Founded by Gevinson in 2011 when she was just 15, Rookie was a site populated with content made by and for teen girls. Originally known for her outfit blog "Style Rookie," which catapulted Gevinson into the spotlight (and the front row of New York Fashion Week) when she was 11, Rookie Magazine represented Gevinson's pivot to a wider platform that addressed politics, relationships, pop culture and art in addition to fashion and beauty.

"In one way, this is not my decision, because digital media has become an increasingly difficult business, and Rookie in its current form is no longer financially sustainable," writes Gevinson in her last editor's letter. "And in another way, it is my decision — to not do the things that might make it financially sustainable, like selling it to new owners, taking money from investors, or asking readers for donations or subscriptions."

Gevinson goes on in the letter to detail the process of trying to move Rookie toward financial stability — pursuing investors and having conversations with venture capitalists — and how she ultimately came to decide that shutting down was the best option for both herself and the publication.

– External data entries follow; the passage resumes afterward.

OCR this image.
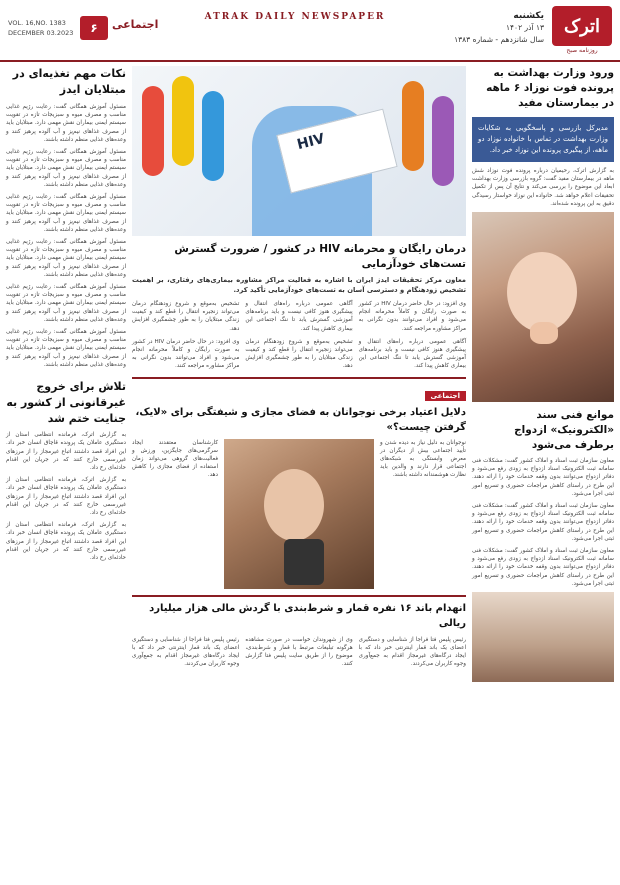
اترک
روزنامه صبح
یکشنبه
۱۳ آذر ۱۴۰۲
سال شانزدهم - شماره ۱۳۸۳
ATRAK DAILY NEWSPAPER
VOL. 16,NO. 1383
DECEMBER 03.2023	۶	اجتماعی
ورود وزارت بهداشت به پرونده فوت نوزاد ۶ ماهه در بیمارستان مفید
مدیرکل بازرسی و پاسخگویی به شکایات وزارت بهداشت در تماس با خانواده نوزاد دو ماهه، از پیگیری پرونده این نوزاد خبر داد.
به گزارش اترک، رحیمیان درباره پرونده فوت نوزاد شش ماهه در بیمارستان مفید گفت: گروه بازرسی وزارت بهداشت ابعاد این موضوع را بررسی می‌کند و نتایج آن پس از تکمیل تحقیقات اعلام خواهد شد. خانواده این نوزاد خواستار رسیدگی دقیق به این پرونده شده‌اند.
موانع فنی سند «الکترونیک» ازدواج برطرف می‌شود
معاون سازمان ثبت اسناد و املاک کشور گفت: مشکلات فنی سامانه ثبت الکترونیک اسناد ازدواج به زودی رفع می‌شود و دفاتر ازدواج می‌توانند بدون وقفه خدمات خود را ارائه دهند. این طرح در راستای کاهش مراجعات حضوری و تسریع امور ثبتی اجرا می‌شود.
معاون سازمان ثبت اسناد و املاک کشور گفت: مشکلات فنی سامانه ثبت الکترونیک اسناد ازدواج به زودی رفع می‌شود و دفاتر ازدواج می‌توانند بدون وقفه خدمات خود را ارائه دهند. این طرح در راستای کاهش مراجعات حضوری و تسریع امور ثبتی اجرا می‌شود.
معاون سازمان ثبت اسناد و املاک کشور گفت: مشکلات فنی سامانه ثبت الکترونیک اسناد ازدواج به زودی رفع می‌شود و دفاتر ازدواج می‌توانند بدون وقفه خدمات خود را ارائه دهند. این طرح در راستای کاهش مراجعات حضوری و تسریع امور ثبتی اجرا می‌شود.
نکات مهم تغذیه‌ای در مبتلایان ایدز
مسئول آموزش همگانی گفت: رعایت رژیم غذایی مناسب و مصرف میوه و سبزیجات تازه در تقویت سیستم ایمنی بیماران نقش مهمی دارد. مبتلایان باید از مصرف غذاهای نیم‌پز و آب آلوده پرهیز کنند و وعده‌های غذایی منظم داشته باشند.
مسئول آموزش همگانی گفت: رعایت رژیم غذایی مناسب و مصرف میوه و سبزیجات تازه در تقویت سیستم ایمنی بیماران نقش مهمی دارد. مبتلایان باید از مصرف غذاهای نیم‌پز و آب آلوده پرهیز کنند و وعده‌های غذایی منظم داشته باشند.
مسئول آموزش همگانی گفت: رعایت رژیم غذایی مناسب و مصرف میوه و سبزیجات تازه در تقویت سیستم ایمنی بیماران نقش مهمی دارد. مبتلایان باید از مصرف غذاهای نیم‌پز و آب آلوده پرهیز کنند و وعده‌های غذایی منظم داشته باشند.
مسئول آموزش همگانی گفت: رعایت رژیم غذایی مناسب و مصرف میوه و سبزیجات تازه در تقویت سیستم ایمنی بیماران نقش مهمی دارد. مبتلایان باید از مصرف غذاهای نیم‌پز و آب آلوده پرهیز کنند و وعده‌های غذایی منظم داشته باشند.
مسئول آموزش همگانی گفت: رعایت رژیم غذایی مناسب و مصرف میوه و سبزیجات تازه در تقویت سیستم ایمنی بیماران نقش مهمی دارد. مبتلایان باید از مصرف غذاهای نیم‌پز و آب آلوده پرهیز کنند و وعده‌های غذایی منظم داشته باشند.
مسئول آموزش همگانی گفت: رعایت رژیم غذایی مناسب و مصرف میوه و سبزیجات تازه در تقویت سیستم ایمنی بیماران نقش مهمی دارد. مبتلایان باید از مصرف غذاهای نیم‌پز و آب آلوده پرهیز کنند و وعده‌های غذایی منظم داشته باشند.
تلاش برای خروج غیرقانونی از کشور به جنایت ختم شد
به گزارش اترک، فرمانده انتظامی استان از دستگیری عاملان یک پرونده قاچاق انسان خبر داد. این افراد قصد داشتند اتباع غیرمجاز را از مرزهای غیررسمی خارج کنند که در جریان این اقدام حادثه‌ای رخ داد.
به گزارش اترک، فرمانده انتظامی استان از دستگیری عاملان یک پرونده قاچاق انسان خبر داد. این افراد قصد داشتند اتباع غیرمجاز را از مرزهای غیررسمی خارج کنند که در جریان این اقدام حادثه‌ای رخ داد.
به گزارش اترک، فرمانده انتظامی استان از دستگیری عاملان یک پرونده قاچاق انسان خبر داد. این افراد قصد داشتند اتباع غیرمجاز را از مرزهای غیررسمی خارج کنند که در جریان این اقدام حادثه‌ای رخ داد.
HIV
درمان رایگان و محرمانه HIV در کشور / ضرورت گسترش تست‌های خودآزمایی
معاون مرکز تحقیقات ایدز ایران با اشاره به فعالیت مراکز مشاوره بیماری‌های رفتاری، بر اهمیت تشخیص زودهنگام و دسترسی آسان به تست‌های خودآزمایی تأکید کرد.
وی افزود: در حال حاضر درمان HIV در کشور به صورت رایگان و کاملاً محرمانه انجام می‌شود و افراد می‌توانند بدون نگرانی به مراکز مشاوره مراجعه کنند.
آگاهی عمومی درباره راه‌های انتقال و پیشگیری هنوز کافی نیست و باید برنامه‌های آموزشی گسترش یابد تا ننگ اجتماعی این بیماری کاهش پیدا کند.
تشخیص به‌موقع و شروع زودهنگام درمان می‌تواند زنجیره انتقال را قطع کند و کیفیت زندگی مبتلایان را به طور چشمگیری افزایش دهد.
آگاهی عمومی درباره راه‌های انتقال و پیشگیری هنوز کافی نیست و باید برنامه‌های آموزشی گسترش یابد تا ننگ اجتماعی این بیماری کاهش پیدا کند.
تشخیص به‌موقع و شروع زودهنگام درمان می‌تواند زنجیره انتقال را قطع کند و کیفیت زندگی مبتلایان را به طور چشمگیری افزایش دهد.
وی افزود: در حال حاضر درمان HIV در کشور به صورت رایگان و کاملاً محرمانه انجام می‌شود و افراد می‌توانند بدون نگرانی به مراکز مشاوره مراجعه کنند.
اجتماعی
دلایل اعتیاد برخی نوجوانان به فضای مجازی و شیفتگی برای «لایک، گرفتن چیست؟»
نوجوانان به دلیل نیاز به دیده شدن و تأیید اجتماعی بیش از دیگران در معرض وابستگی به شبکه‌های اجتماعی قرار دارند و والدین باید نظارت هوشمندانه داشته باشند.
کارشناسان معتقدند ایجاد سرگرمی‌های جایگزین، ورزش و فعالیت‌های گروهی می‌تواند زمان استفاده از فضای مجازی را کاهش دهد.
انهدام باند ۱۶ نفره قمار و شرط‌بندی با گردش مالی هزار میلیارد ریالی
رئیس پلیس فتا فراجا از شناسایی و دستگیری اعضای یک باند قمار اینترنتی خبر داد که با ایجاد درگاه‌های غیرمجاز اقدام به جمع‌آوری وجوه کاربران می‌کردند.
وی از شهروندان خواست در صورت مشاهده هرگونه تبلیغات مرتبط با قمار و شرط‌بندی، موضوع را از طریق سایت پلیس فتا گزارش کنند.
رئیس پلیس فتا فراجا از شناسایی و دستگیری اعضای یک باند قمار اینترنتی خبر داد که با ایجاد درگاه‌های غیرمجاز اقدام به جمع‌آوری وجوه کاربران می‌کردند.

In a media landscape that has been irrevocably changed by the 2016 election to become more unapologetically political and positive about feminism, and after a handful of years that have seen Teen Vogue lauded as the voice of a smarter, more-woke next generation, it might be easy to forget how revolutionary Rookie was when it began. 

But in many ways, Gevinson and her team of contributors paved the way for what was to come in more mainstream outlets aimed at young people. Rookie proved, when very few others were interested in doing so, that teen girls don't need to be talked down to and are capable of appreciating — and creating — thoughtful, inclusive and creative content. Not only did Rookie help create space for that, but it helped further the careers of people like photographer Petra Collins and writer Arabelle Sicardi, in addition to Gevinson herself, all of whom continue to contribute to the dialogue around fashion, beauty and culture in thoughtful ways from femme and queer perspectives.

"To everyone who has bared their souls through their writing and art on Rookie, making us all feel seen, heard, connected and inspired; making Rookie better, smarter and more human: Thank you. It has been an absolute gift," writes Gevinson.